Chiltern Hills - Geology

Geology

The chalk escarpment of the Chiltern Hills overlooks the Vale of Aylesbury, and approximately coincides with the southernmost extent of the ice sheet during the Anglian glacial maximum. The Chilterns are part of a system of chalk downlands throughout eastern and southern England, formed between 65 and 95 million years ago, and comprising rocks of the Chalk Group and which also includes Salisbury Plain, Cranborne Chase, the Isle of Wight and the South Downs, in the south. In the north, the chalk formations continue northeastwards across north Hertfordshire, Norfolk and the Lincolnshire Wolds, finally ending as the Yorkshire Wolds in a prominent escarpment, south of the Vale of Pickering. The beds of the Chalk Group were deposited over the buried northwestern margin of the Anglo-Brabant Massif during the Upper Cretaceous. During this time, sources for siliciclastic sediment had been eliminated due to the exceptionally high sea level. The formation is thinner though the Chiltern Hills than the chalk strata to the north and south and deposition was tectonically controlled, with the Lilley Bottom structure playing a significant role at times. The Chalk Group, like the underlying Gault Clay and Upper Greensand, is diachronous.

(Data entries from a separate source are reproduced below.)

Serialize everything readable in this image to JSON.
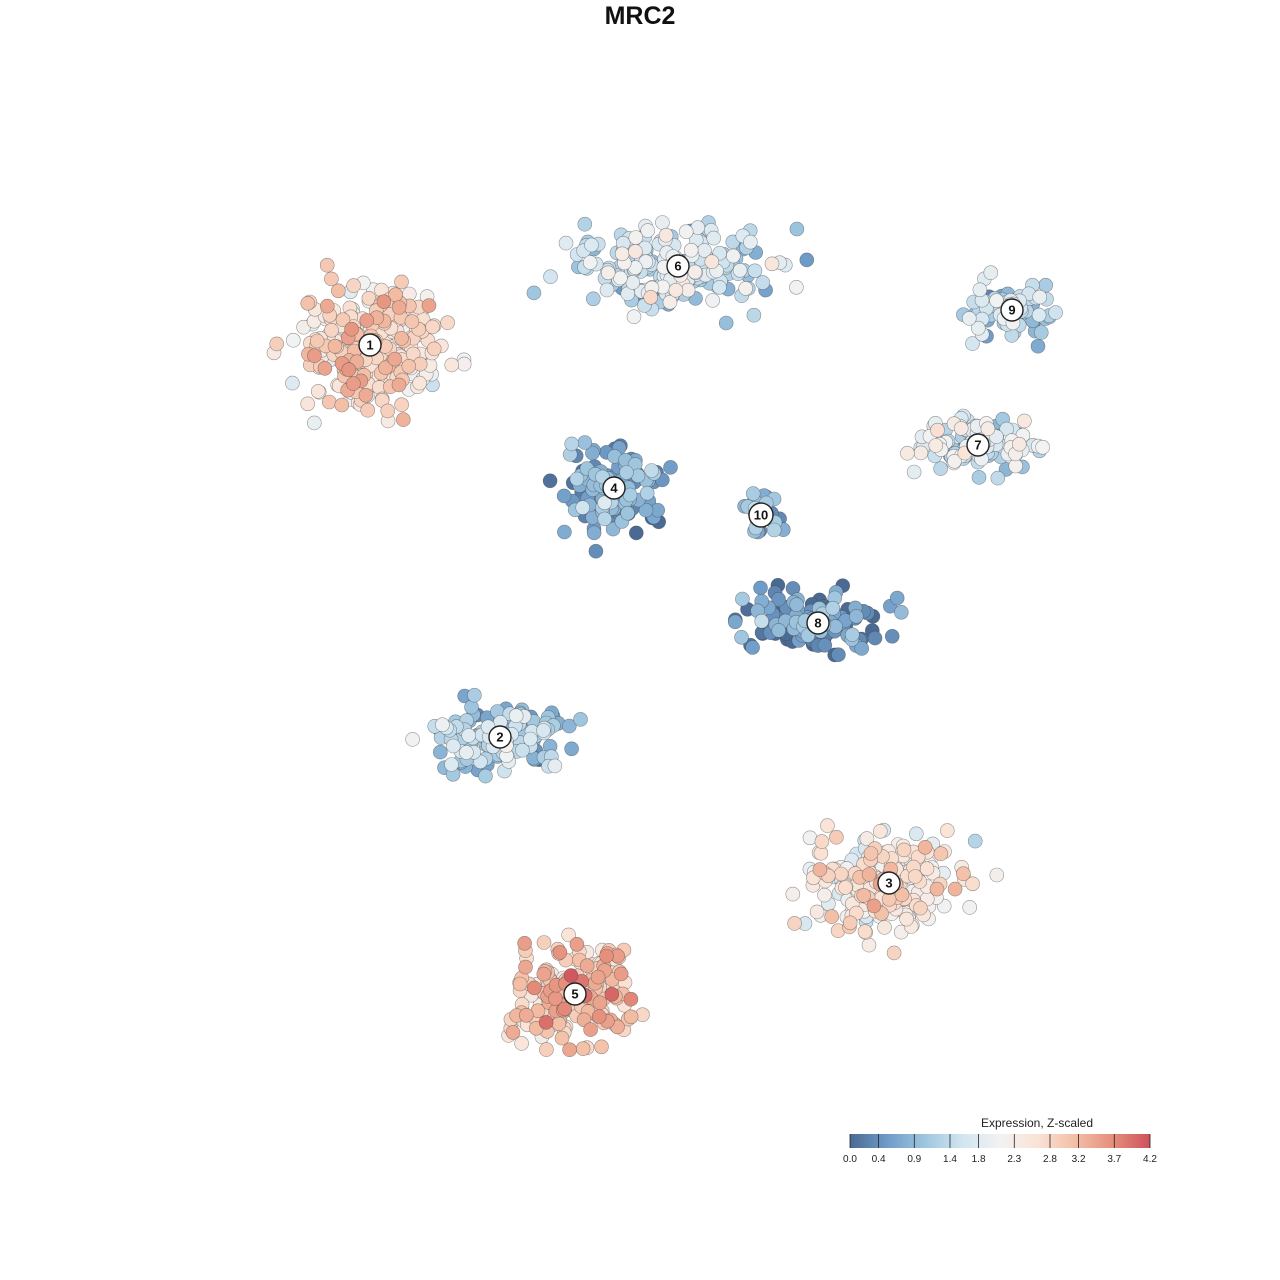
{
  "title": "MRC2",
  "chart_data": {
    "type": "scatter",
    "title": "MRC2",
    "xlabel": "",
    "ylabel": "",
    "grid": false,
    "legend": {
      "title": "Expression, Z-scaled",
      "placement": "bottom-right",
      "ticks": [
        0.0,
        0.4,
        0.9,
        1.4,
        1.8,
        2.3,
        2.8,
        3.2,
        3.7,
        4.2
      ],
      "tick_labels": [
        "0.0",
        "0.4",
        "0.9",
        "1.4",
        "1.8",
        "2.3",
        "2.8",
        "3.2",
        "3.7",
        "4.2"
      ],
      "colors": [
        "#4a6a93",
        "#6f9cc8",
        "#9fc6df",
        "#d2e5f0",
        "#f2f2f2",
        "#fae3d6",
        "#f3bea5",
        "#e58f7c",
        "#cd525c"
      ]
    },
    "clusters": [
      {
        "id": "1",
        "x": 0.0,
        "y": 0.0,
        "mean_expression": 2.6
      },
      {
        "id": "2",
        "x": 0.0,
        "y": 0.0,
        "mean_expression": 1.2
      },
      {
        "id": "3",
        "x": 0.0,
        "y": 0.0,
        "mean_expression": 2.4
      },
      {
        "id": "4",
        "x": 0.0,
        "y": 0.0,
        "mean_expression": 0.6
      },
      {
        "id": "5",
        "x": 0.0,
        "y": 0.0,
        "mean_expression": 3.0
      },
      {
        "id": "6",
        "x": 0.0,
        "y": 0.0,
        "mean_expression": 1.5
      },
      {
        "id": "7",
        "x": 0.0,
        "y": 0.0,
        "mean_expression": 1.6
      },
      {
        "id": "8",
        "x": 0.0,
        "y": 0.0,
        "mean_expression": 0.4
      },
      {
        "id": "9",
        "x": 0.0,
        "y": 0.0,
        "mean_expression": 1.2
      },
      {
        "id": "10",
        "x": 0.0,
        "y": 0.0,
        "mean_expression": 1.0
      }
    ]
  }
}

During the late stages of the Alpine Orogeny, as the African Plate collided with Eurasian Plate, Mesozoic extensional structures, such as the Weald Basin of southern England underwent structural inversion. This phase of deformation tilted the chalk strata to the southeast in the area of the Chiltern Hills. The gently dipping beds of rock were eroded, forming an escarpment.

The chalk strata are frequently interspersed with layers of flint nodules which apparently replaced chalk and infilled pore spaces early in the diagenetic history. Flint has been mined for millennia from the Chiltern Hills. They were first extracted for fabrication into flint axes in the Neolithic period, then for knapping into flintlocks. Nodules are to be seen everywhere in the older houses as a construction material for walls.